I have walked several sections of the Wales Coast Path. Don't assume that this is an entirely scenic path ALL the way around Wales. (One part even goes through the Steelworks town of Port Talbot). However, most of the Wales Coast Path does indeed pass through scenic areas. I would concentrate your attention on the best bits and these in my opinion are found in south-west Wales (Pembrokeshire & Ceredigion).
Assuming you do not have a hire car: take the train from London > Tenby *(suggest you book 2 nights). Only on summer Saturdays does a direct train go from Paddington to Tenby; the rest of the time you will probably change in Swansea. See www.nationalrail.co.uk
Take a boat ride from Tenby to Caldy Island. http://www.caldey-island.co.uk
From Tenby, you could start walking the coastal path going westward. Manorbier & Freshwater East will be the next places with accommodation. Continuing W, you reach Stackpole Quay & then proceed to Barafundle Bay & the Bosherston lily pools. (You might wish to have accommodation in this area). Spectacular cliff formations are found between St.Govans & the Stack Rocks / Green Bridge of Wales. Walking is easy on this section as the land is more or less level. Unfortunately, it is within an army range as is closed to the public much of the time. (Usually open in August & at weekends).
From the Bosherston area, I would take a bus to Pembroke (see Castle) & then another bus to Haverfordwest. Now, you could go out to Dale or Marloes & walk that area & proceed around St.Brides Bay towards St.David's or take a bus from Haverfordwest to Solva (overnight stay), and then walk westward. Here are some coal bus routes:>http://www.pembrokeshire.gov.uk/content.asp?nav=838,1629,839,1038
From St.David's , you could walk all the way up to Fishguard - which has trains that will take you back east.
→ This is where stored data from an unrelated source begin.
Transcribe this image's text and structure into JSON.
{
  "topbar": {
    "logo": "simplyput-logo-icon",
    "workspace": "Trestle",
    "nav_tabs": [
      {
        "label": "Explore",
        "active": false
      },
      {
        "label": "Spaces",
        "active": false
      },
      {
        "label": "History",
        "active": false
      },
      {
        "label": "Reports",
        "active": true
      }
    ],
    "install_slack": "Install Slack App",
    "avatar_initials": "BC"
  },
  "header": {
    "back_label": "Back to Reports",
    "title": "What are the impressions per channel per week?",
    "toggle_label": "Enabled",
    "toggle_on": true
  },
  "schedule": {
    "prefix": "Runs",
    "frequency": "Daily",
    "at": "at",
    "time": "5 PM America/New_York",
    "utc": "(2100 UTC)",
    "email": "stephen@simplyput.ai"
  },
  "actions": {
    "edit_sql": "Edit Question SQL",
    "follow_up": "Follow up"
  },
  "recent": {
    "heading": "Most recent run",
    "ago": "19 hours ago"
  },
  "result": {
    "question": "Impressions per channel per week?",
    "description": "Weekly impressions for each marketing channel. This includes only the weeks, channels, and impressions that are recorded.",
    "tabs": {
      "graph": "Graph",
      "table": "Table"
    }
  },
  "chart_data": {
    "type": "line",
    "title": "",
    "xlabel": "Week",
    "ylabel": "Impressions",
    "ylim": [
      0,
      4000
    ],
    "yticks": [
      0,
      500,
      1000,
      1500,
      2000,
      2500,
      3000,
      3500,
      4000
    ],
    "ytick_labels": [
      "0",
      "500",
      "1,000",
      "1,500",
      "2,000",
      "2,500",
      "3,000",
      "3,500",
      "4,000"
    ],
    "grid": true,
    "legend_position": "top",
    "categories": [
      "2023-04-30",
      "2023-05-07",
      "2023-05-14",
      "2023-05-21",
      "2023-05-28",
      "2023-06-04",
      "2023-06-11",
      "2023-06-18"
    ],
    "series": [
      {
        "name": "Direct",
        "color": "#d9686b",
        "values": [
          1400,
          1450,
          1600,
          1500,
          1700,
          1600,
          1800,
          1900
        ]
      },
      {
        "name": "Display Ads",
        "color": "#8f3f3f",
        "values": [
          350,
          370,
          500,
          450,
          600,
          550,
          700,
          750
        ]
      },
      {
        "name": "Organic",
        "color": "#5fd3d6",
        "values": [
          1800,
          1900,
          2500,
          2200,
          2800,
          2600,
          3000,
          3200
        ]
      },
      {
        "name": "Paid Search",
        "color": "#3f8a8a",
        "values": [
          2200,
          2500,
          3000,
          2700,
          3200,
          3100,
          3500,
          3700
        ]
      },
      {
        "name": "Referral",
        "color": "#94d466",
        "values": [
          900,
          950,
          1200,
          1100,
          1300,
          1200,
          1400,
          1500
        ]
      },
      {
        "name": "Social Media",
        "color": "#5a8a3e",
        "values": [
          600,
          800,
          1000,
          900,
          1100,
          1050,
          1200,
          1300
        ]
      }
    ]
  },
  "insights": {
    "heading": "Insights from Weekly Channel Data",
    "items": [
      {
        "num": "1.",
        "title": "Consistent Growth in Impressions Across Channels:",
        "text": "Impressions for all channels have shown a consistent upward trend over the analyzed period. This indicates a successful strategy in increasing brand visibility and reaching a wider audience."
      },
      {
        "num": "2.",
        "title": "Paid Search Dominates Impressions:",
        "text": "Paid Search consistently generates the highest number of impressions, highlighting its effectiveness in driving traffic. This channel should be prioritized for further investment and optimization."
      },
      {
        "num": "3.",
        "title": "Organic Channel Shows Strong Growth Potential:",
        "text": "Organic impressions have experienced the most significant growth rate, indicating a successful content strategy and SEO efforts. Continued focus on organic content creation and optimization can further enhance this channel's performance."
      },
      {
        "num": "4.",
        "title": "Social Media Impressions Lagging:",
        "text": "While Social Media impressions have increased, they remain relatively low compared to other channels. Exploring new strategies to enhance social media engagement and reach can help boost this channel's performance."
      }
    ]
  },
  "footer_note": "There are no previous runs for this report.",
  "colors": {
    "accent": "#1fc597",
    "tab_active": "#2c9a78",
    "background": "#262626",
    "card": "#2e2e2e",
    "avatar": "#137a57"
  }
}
However, should you wish, you could go by bus from Fishguard to Cardigan and then start walking the Ceredigion section of the Wales Coast Path. Mwnt would be a good starting point or , perhaps base yourselves in Llangranog for a couple of nights and walk both north & south from this village. (The path here has steep inclines).
As an alternative, you might like to try walking in an inland part of Wales. It would, for example, be relatively easy to catch a train at Fishguard and travel all the way across south Wales to Chepstow & then start walking up the Wye Valley. However, I did a section of this path near Tintern & found it rather boring as it was stuck under trees for quite a distance.
The Offas Dyke Path is mainly on upland.
This site will tell you more about Welsh long distance paths. I would also explore the places mentioned using Google Earth.